Because Ilargi is spot on:
Debt always has to be paid down, restructured or solved through some combination of the two. For now, the negatives of both options are laid squarely on the shoulders of the people of the various afflicted nations, instead of on those of the folks who incurred the debt. It seems unlikely that this will continue much longer. Surely, there must be one nation where enough voices can come together to say: no mas?! So far, little action. Protests in Britain, Ireland, Portugal, but nothing anywhere near massive. Nothing that even seriously disrupts an economy or society.

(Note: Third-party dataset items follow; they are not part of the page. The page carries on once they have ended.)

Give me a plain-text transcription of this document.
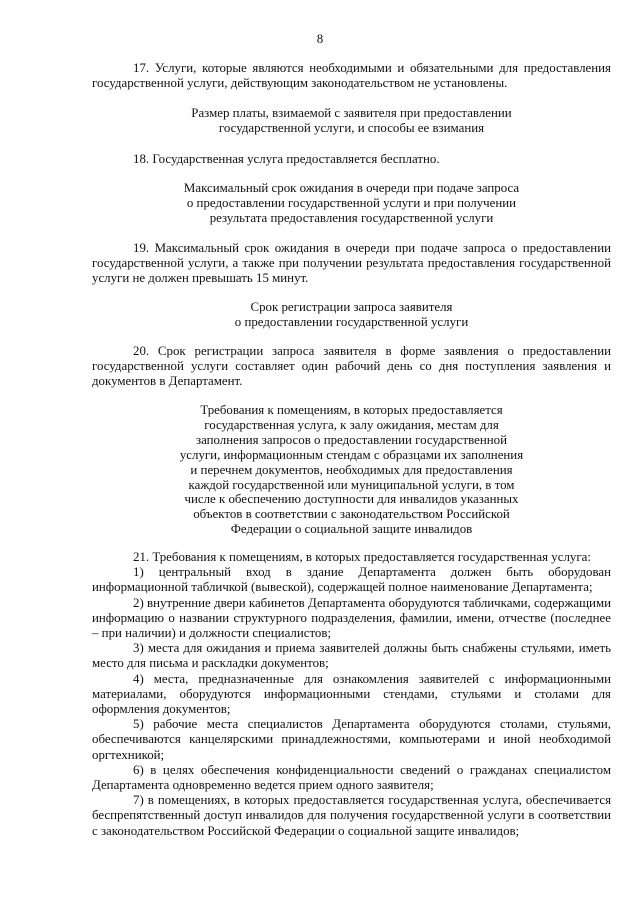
8

17. Услуги, которые являются необходимыми и обязательными для предоставления государственной услуги, действующим законодательством не установлены.

Размер платы, взимаемой с заявителя при предоставлении
государственной услуги, и способы ее взимания

18. Государственная услуга предоставляется бесплатно.

Максимальный срок ожидания в очереди при подаче запроса
о предоставлении государственной услуги и при получении
результата предоставления государственной услуги

19. Максимальный срок ожидания в очереди при подаче запроса о предоставлении государственной услуги, а также при получении результата предоставления государственной услуги не должен превышать 15 минут.

Срок регистрации запроса заявителя
о предоставлении государственной услуги

20. Срок регистрации запроса заявителя в форме заявления о предоставлении государственной услуги составляет один рабочий день со дня поступления заявления и документов в Департамент.

Требования к помещениям, в которых предоставляется
государственная услуга, к залу ожидания, местам для
заполнения запросов о предоставлении государственной
услуги, информационным стендам с образцами их заполнения
и перечнем документов, необходимых для предоставления
каждой государственной или муниципальной услуги, в том
числе к обеспечению доступности для инвалидов указанных
объектов в соответствии с законодательством Российской
Федерации о социальной защите инвалидов

21. Требования к помещениям, в которых предоставляется государственная услуга:

1) центральный вход в здание Департамента должен быть оборудован информационной табличкой (вывеской), содержащей полное наименование Департамента;

2) внутренние двери кабинетов Департамента оборудуются табличками, содержащими информацию о названии структурного подразделения, фамилии, имени, отчестве (последнее – при наличии) и должности специалистов;

3) места для ожидания и приема заявителей должны быть снабжены стульями, иметь место для письма и раскладки документов;

4) места, предназначенные для ознакомления заявителей с информационными материалами, оборудуются информационными стендами, стульями и столами для оформления документов;

5) рабочие места специалистов Департамента оборудуются столами, стульями, обеспечиваются канцелярскими принадлежностями, компьютерами и иной необходимой оргтехникой;

6) в целях обеспечения конфиденциальности сведений о гражданах специалистом Департамента одновременно ведется прием одного заявителя;

7) в помещениях, в которых предоставляется государственная услуга, обеспечивается беспрепятственный доступ инвалидов для получения государственной услуги в соответствии с законодательством Российской Федерации о социальной защите инвалидов;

I saw some footage early this morning on BBC that sort of says it all. The news presenters compared the student protest marches outside yesterday with those inside, some sort of sit-down. The latter were praised for being peaceful, the former derided for being violent. Which they weren’t really, there were just the odd few token people who threw stuff, a few among many thousands who just marched. And those few could easily have been paid to throw that stuff by the government. The message being that both the BBC and the government had rather see you sit in a room than march on a street. Much easier to control.
As long as we don’t escape that sort of controlled environment, nothing will happen. It’s all about the difference between a financial crisis, which most people continue to believe this is, and a political one, which it actually is. This crisis is entirely political because, for instance, politicians don’t protect their electorate from predatory institutions and practices. Because those predators are the ones who have the real political power (re: campaign finance). Because, see Ireland, banks and their stockholders are still being made whole on their losses, without restructuring, without haircuts, at the cost of the people. Who still have no clue what is going on. It would be a good thing if that would change. A very good thing. For you. For your children.
Where do you think the €100 billion or so
or moreinvolved in the Irish bailout ends up? This money is used to pay off the gambling debt of Irish bankers to global banks, to Deutsche, Société Générale, and eventually to the same Goldman Sachs and JPMorgan that are in the center of all these miserable stories all over the globe. That is what has to stop. And until that happens, it makes no difference who you vote for in your elections, no matter where you are.
And if anyone tells you it’ll all be alright, you just ask them what they suggest we do with the debt. Shoveling more and more into your own kids’ graves doesn’t sound like a great idea, so why do you do it? You’re not going to change this one with a sit-down protest.